British Library, Days Twenty-Four and Twenty-Five

Progress was temporarily slowed by E. H. Dering, an unforgivably execrable prose stylist who insisted on writing at great length.  I hope that I managed to contain any wild gesticulations of impotent rage.

  • Christopher Schmid, The Chapel of the Forest and the Robin Redbreast (Thomas Richardson, n.d.).  One of a series of Catholic story-length tracts, here a translation of a popular German author.  (I only worked with the first narrative, as the binding inadvertently made things very hard to read.)  Conrad Ehrlieb finds his own prayer book in a chapel, which providentially leads him to the sister from whom he was separated during wartime.  They prosper, become very happy, and eventually do up the chapel quite nicely.  BODY COUNT: Zero.
  • Chastity; Or, the Sister of Charity (C. Dolman, 1848).  Another little Catholic tale.  Madeleine, perfectly pure, yearns above all to be a nun, which is Good; her godless sister Pauline, by contrast, yearns to make a wealthy marriage, which is Bad.  Both girls get their wish, with the result that Madeleine winds up comforting an anguished Pauline on her deathbed (of course).  BODY COUNT: Two.  
  • Skelton Yorke, Hilda; Or, the Old Seat of Council (Thomas Richardson, 1868).  Catholic novel, mostly set in Scotland.  Our title character, Hilda, is gorgeous and headstrong.  Therefore, she has the options of becoming a nun or dying, and chooses the first one.  Along the way, she must contend with the attentions of the eeevil Lord Edgecourt, a Rake who keeps trying to deprive Hilda of her virtue.  Meanwhile, there are various plots involving her Protestant uncle, the Laird of Bannatyne, and her Catholic aunt, all of which end with deaths, conversions, the collapse of the family fortune, and her cousin Claire entering a convent.  Set at the time of the Disruption. Features rampaging pet cats. BODY COUNT: Three.
  • E. H. Dering, The Lady of Raven's Combe, 2 vols. (Art and Book Company, 1891).  Catholic novel.  Dering was probably Newman's most enthusiastic imitator; alas, Dering's prose sits so heavily on the page that one can practically feel the dents.  Perhaps not quite the worst novel I've read so far, but close.  In any event, this is a boring sensation novel involving faked wills, murder, a baby switch, perfidious Italian servants, and free-thinkers, heavily interlarded with discussions of free will, the nature of God, and so forth.  It all wraps up with conversions, marriage, and a convenient death.  BODY COUNT: Two.
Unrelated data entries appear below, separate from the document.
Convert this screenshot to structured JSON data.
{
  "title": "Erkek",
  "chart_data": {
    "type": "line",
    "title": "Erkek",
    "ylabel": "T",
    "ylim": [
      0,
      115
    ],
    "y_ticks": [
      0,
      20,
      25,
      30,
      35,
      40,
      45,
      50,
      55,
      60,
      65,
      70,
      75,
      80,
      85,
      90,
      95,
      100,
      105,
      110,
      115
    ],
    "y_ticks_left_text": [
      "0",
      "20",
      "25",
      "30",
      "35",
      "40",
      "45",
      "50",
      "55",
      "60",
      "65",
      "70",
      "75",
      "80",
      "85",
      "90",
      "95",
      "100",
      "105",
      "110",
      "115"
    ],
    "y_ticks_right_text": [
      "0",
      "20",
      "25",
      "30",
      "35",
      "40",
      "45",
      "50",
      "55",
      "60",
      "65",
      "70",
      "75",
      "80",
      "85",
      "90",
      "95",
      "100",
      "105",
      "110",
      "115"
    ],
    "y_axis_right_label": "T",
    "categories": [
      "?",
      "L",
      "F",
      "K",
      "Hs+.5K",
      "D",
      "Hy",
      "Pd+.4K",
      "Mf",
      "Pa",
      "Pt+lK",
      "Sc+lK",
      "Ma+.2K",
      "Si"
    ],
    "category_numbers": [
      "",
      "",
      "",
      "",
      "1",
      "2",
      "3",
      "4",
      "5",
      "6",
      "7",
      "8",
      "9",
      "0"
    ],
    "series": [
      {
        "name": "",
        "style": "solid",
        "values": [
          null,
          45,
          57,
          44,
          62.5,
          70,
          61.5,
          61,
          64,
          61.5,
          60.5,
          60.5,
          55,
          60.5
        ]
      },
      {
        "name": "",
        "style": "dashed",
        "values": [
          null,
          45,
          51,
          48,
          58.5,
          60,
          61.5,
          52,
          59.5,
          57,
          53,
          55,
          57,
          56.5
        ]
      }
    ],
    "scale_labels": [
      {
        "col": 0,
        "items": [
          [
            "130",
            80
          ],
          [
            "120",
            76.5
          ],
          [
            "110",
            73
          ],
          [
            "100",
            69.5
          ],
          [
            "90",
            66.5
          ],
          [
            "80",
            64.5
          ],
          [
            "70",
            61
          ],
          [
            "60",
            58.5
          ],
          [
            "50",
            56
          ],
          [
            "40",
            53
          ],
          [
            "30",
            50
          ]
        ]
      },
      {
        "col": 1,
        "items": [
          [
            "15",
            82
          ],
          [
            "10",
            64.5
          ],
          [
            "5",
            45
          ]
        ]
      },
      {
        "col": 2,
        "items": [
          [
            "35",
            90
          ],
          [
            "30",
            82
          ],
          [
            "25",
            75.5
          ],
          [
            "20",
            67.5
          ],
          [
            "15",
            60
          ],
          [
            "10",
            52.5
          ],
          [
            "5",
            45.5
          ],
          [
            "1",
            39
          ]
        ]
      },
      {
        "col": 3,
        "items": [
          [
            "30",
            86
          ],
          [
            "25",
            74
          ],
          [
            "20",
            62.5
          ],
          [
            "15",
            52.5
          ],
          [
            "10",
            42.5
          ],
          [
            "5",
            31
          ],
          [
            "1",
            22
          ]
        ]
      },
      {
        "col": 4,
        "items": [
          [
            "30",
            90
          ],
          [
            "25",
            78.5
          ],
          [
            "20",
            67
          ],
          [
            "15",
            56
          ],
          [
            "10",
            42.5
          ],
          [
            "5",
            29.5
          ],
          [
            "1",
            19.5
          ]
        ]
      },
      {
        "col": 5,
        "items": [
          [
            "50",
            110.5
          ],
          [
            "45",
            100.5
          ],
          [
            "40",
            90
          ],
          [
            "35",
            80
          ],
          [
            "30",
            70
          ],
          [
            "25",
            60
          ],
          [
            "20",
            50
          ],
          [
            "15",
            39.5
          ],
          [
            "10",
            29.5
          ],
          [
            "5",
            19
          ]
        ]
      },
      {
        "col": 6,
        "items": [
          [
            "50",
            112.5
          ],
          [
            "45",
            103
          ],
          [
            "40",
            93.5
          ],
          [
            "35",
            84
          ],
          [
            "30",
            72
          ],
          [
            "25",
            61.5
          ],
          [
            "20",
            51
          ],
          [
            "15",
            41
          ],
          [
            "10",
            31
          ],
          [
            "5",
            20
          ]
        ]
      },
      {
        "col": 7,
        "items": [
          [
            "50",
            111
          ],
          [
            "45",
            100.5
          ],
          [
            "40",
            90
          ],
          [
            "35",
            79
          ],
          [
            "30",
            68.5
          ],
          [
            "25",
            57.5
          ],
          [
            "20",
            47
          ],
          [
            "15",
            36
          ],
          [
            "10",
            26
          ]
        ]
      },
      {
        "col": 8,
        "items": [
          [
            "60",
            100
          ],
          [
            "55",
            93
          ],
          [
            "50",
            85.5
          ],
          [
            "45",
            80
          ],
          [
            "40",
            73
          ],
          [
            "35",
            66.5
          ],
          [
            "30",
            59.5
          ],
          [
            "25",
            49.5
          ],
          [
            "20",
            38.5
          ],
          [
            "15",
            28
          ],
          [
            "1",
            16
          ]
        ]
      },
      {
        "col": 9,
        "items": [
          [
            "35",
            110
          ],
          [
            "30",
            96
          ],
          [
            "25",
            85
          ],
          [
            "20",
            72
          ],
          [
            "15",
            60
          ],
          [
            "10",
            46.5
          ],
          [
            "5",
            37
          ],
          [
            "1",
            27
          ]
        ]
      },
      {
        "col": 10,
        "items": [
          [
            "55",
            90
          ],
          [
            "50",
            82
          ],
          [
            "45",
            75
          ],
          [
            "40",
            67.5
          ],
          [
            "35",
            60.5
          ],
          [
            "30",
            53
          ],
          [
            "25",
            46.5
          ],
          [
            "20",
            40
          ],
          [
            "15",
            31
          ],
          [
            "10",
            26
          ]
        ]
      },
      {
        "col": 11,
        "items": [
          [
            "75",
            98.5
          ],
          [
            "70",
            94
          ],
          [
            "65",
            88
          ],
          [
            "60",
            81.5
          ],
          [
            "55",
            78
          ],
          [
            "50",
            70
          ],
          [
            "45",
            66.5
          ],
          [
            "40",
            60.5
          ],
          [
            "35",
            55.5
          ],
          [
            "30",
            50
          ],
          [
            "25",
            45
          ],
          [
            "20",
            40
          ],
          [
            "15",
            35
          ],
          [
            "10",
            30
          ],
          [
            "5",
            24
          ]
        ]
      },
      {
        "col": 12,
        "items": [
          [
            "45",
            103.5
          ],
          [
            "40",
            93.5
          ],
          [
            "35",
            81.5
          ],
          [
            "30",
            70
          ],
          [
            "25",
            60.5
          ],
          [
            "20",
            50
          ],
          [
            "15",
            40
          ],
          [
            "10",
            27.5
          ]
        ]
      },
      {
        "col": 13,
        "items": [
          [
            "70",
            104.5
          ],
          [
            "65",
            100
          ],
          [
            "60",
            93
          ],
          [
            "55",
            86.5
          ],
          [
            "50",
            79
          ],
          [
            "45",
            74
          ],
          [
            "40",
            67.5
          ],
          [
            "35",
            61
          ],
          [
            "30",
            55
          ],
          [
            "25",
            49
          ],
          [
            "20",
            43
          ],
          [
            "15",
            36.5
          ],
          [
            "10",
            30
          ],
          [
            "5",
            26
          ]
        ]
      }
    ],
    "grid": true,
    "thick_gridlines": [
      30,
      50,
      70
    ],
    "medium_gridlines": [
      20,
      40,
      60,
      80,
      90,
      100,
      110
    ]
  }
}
  • Marianne Farmingham, What of the Night? A Temperance Tale of the Times (James Clarke, 1876).  Edwin Knelson, a Primitive Methodist clergyman, doesn't see why an occasional drop should do him any harm.  As he's in a temperance novel, however, he becomes an alcoholic, gets drunk at his first funeral service, and eventually has to resign his position; however, thanks to his long-suffering wife and the birth of his child, he reforms and lives abstinently ever after.  BODY COUNT: One.
  • Jennie M. Drinkwater, Goldenrod Farm (Baptist Book and Tract Society, 1897).  UK reprint of an American novel.  Our heroine, Elizabeth, is an heiress who graduates from being a selfish little girl to a devout Christian.  Her true spiritual development is sparked by the loss of her fiance, Mark Benson, who appears to suffer from severe depression.  For most of the rest of the novel, she hangs out with Sister Deborah in Faith Cottage, a Christian retreat, and engages in extremely long disquisitions on the Bible, God's will, suffering, sin, and so forth.  Eventually, she figures out how to spend her fortune in order to do good, marries Deborah's nephew, and lives happily ever after.  BODY COUNT: One.